Reaching my breaking point was healthy in retrospect. I have let go of my expectations to meet the challenge with confidence and skill. Despite good advice—online and otherwise—this still intimidates me. Nobody else in the congregation has the expertise either, and they are probably reluctant to try. I don’t blame them. Somebody should try anyway. Maybe that’s another weakness I have to admit: not persisting to find help.

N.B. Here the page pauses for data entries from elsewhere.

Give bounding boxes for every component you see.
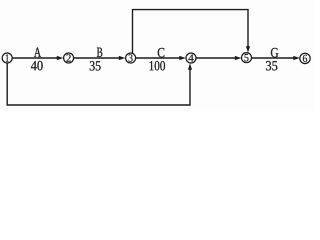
node 3 (126, 53, 136, 63)
label 35 (duration 5-6) (266, 61, 277, 70)
node 1 (2, 53, 12, 63)
arrowhead into node 2 (57, 56, 64, 60)
wire: edge 1 to 2 (12, 57, 57, 59)
label G (activity 5-6) (271, 48, 278, 57)
node 2 (64, 53, 74, 63)
wire: edge 4 to 5 (196, 57, 236, 59)
wire: bottom bypass from node 1 down, across, and up into node 4 (7, 63, 190, 105)
wire: edge 5 to 6 (252, 57, 295, 59)
label 40 (duration 1-2) (31, 61, 43, 70)
label A (activity 1-2) (34, 48, 41, 57)
wire: top bypass from node 3 up, across, and down into node 5 (133, 10, 249, 54)
arrowhead into node 4 (pointing up) (188, 63, 192, 69)
label 35 (duration 2-3) (90, 61, 101, 70)
arrowhead into node 3 (119, 56, 126, 60)
arrowhead into node 6 (293, 56, 300, 60)
arrowhead into node 4 (179, 56, 186, 60)
wire: edge 2 to 3 (74, 57, 120, 59)
node 5 (242, 53, 252, 63)
node 4 (186, 53, 196, 63)
label C (activity 3-4) (158, 48, 165, 57)
node 6 (300, 53, 310, 63)
arrowhead into node 5 (235, 56, 242, 60)
wire: edge 3 to 4 (136, 57, 181, 59)
arrowhead into node 5 (pointing down) (246, 46, 250, 52)
label B (activity 2-3) (97, 48, 102, 57)
label 100 (duration 3-4) (150, 61, 165, 70)
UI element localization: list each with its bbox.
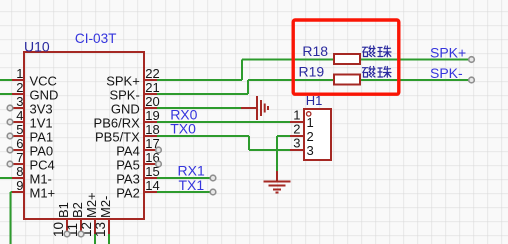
svg-text:M2+: M2+ [84, 192, 99, 218]
svg-text:3: 3 [293, 136, 300, 151]
svg-text:R18: R18 [302, 43, 328, 59]
svg-text:PB6/RX: PB6/RX [94, 115, 141, 130]
svg-text:SPK-: SPK- [430, 65, 463, 81]
svg-text:4: 4 [16, 108, 23, 123]
svg-text:R19: R19 [299, 63, 325, 79]
svg-text:1: 1 [293, 108, 300, 123]
svg-text:1: 1 [307, 115, 314, 130]
svg-text:7: 7 [16, 150, 23, 165]
svg-text:B1: B1 [56, 202, 71, 218]
svg-text:3: 3 [16, 94, 23, 109]
svg-text:B2: B2 [70, 202, 85, 218]
svg-text:2: 2 [307, 129, 314, 144]
svg-text:GND: GND [30, 87, 59, 102]
svg-text:3V3: 3V3 [30, 101, 53, 116]
svg-text:8: 8 [16, 164, 23, 179]
svg-text:PA3: PA3 [116, 171, 140, 186]
svg-text:6: 6 [16, 136, 23, 151]
svg-text:PA4: PA4 [116, 143, 140, 158]
svg-text:M2-: M2- [98, 196, 113, 218]
svg-text:18: 18 [145, 122, 159, 137]
svg-text:RX1: RX1 [178, 163, 205, 179]
svg-text:VCC: VCC [30, 73, 57, 88]
svg-text:22: 22 [145, 66, 159, 81]
svg-text:GND: GND [111, 101, 140, 116]
svg-text:M1+: M1+ [30, 185, 56, 200]
svg-text:2: 2 [16, 80, 23, 95]
svg-text:14: 14 [145, 178, 159, 193]
svg-text:SPK+: SPK+ [430, 45, 466, 61]
svg-text:TX1: TX1 [179, 177, 205, 193]
svg-text:3: 3 [307, 143, 314, 158]
svg-text:U10: U10 [24, 39, 50, 55]
svg-text:SPK+: SPK+ [106, 73, 140, 88]
svg-text:2: 2 [293, 122, 300, 137]
svg-text:20: 20 [145, 94, 159, 109]
svg-text:PA2: PA2 [116, 185, 140, 200]
svg-text:PB5/TX: PB5/TX [95, 129, 140, 144]
svg-text:1: 1 [16, 66, 23, 81]
svg-text:PC4: PC4 [30, 157, 55, 172]
svg-text:1V1: 1V1 [30, 115, 53, 130]
svg-text:PA0: PA0 [30, 143, 54, 158]
svg-text:CI-03T: CI-03T [75, 31, 117, 46]
svg-text:21: 21 [145, 80, 159, 95]
svg-text:5: 5 [16, 122, 23, 137]
svg-text:TX0: TX0 [170, 121, 196, 137]
svg-text:SPK-: SPK- [109, 87, 139, 102]
svg-text:PA1: PA1 [30, 129, 54, 144]
svg-text:19: 19 [145, 108, 159, 123]
svg-text:9: 9 [16, 178, 23, 193]
svg-text:M1-: M1- [30, 171, 52, 186]
svg-text:13: 13 [93, 222, 108, 237]
svg-text:PA5: PA5 [116, 157, 140, 172]
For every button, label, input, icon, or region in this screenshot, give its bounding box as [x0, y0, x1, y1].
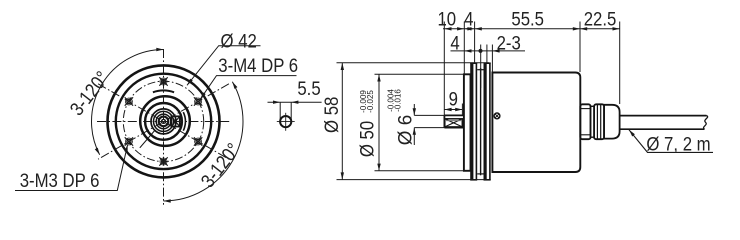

It’s not fair, I know. Fairness doesn’t seem to be relevant right now. Nobody knows how to navigate this strange reality, and the people I serve have their hands full already. They are kind, and faithful. They are ready to help when they know how to do it. I am grateful that they seem to understand and empathize when I tell them how hard this is. Their lives are hard right now too.
Like everyone else this year, I will keep slogging forward with the tools and skills at hand. I like to think we are all doing our best to be faithful and productive. The worship videos will appear like clockwork on the church YouTube channel, with thumbnail graphics I enjoy creating to signify each week’s theme.
For their part, the listeners keep showing up too. I give them credit for that. It would be easy for either of us to turn inward and abandon the enterprise.
So we are partners in it. Even though it is hard, we have to keep hope alive by meeting together, held by the love of God who will not abandon us. The God who sometimes uses silly videos to make me laugh, so I can endure.
Thank you, God, for the makers of silly videos, for those who fashion worship videos, and those who watch them.
Jesus seemed to have a fondness for small things. Mustard seeds, cakes of yeast, a little trust, scruffy kids. He marveled at growth as much as I do, stunned every summer by the size of a corn stalk whose beginning was one yellow kernel. Not every small thing that grows is good though (I protest) weeds, hate, a deadly virus. Let them grow up together, he said. Wheat and weeds. Maybe he should stick to teaching since he’s not much of a farmer. But maybe he was onto something. A microscopic virus spreads out of control and we feel choked, displaced, entangled. But Jesus keeps planting seeds to grow up alongside. Seeds of love, hope, sunrises, pain, silly memes, somber songs. Let them grow together, he says. Let me worry about what comes next.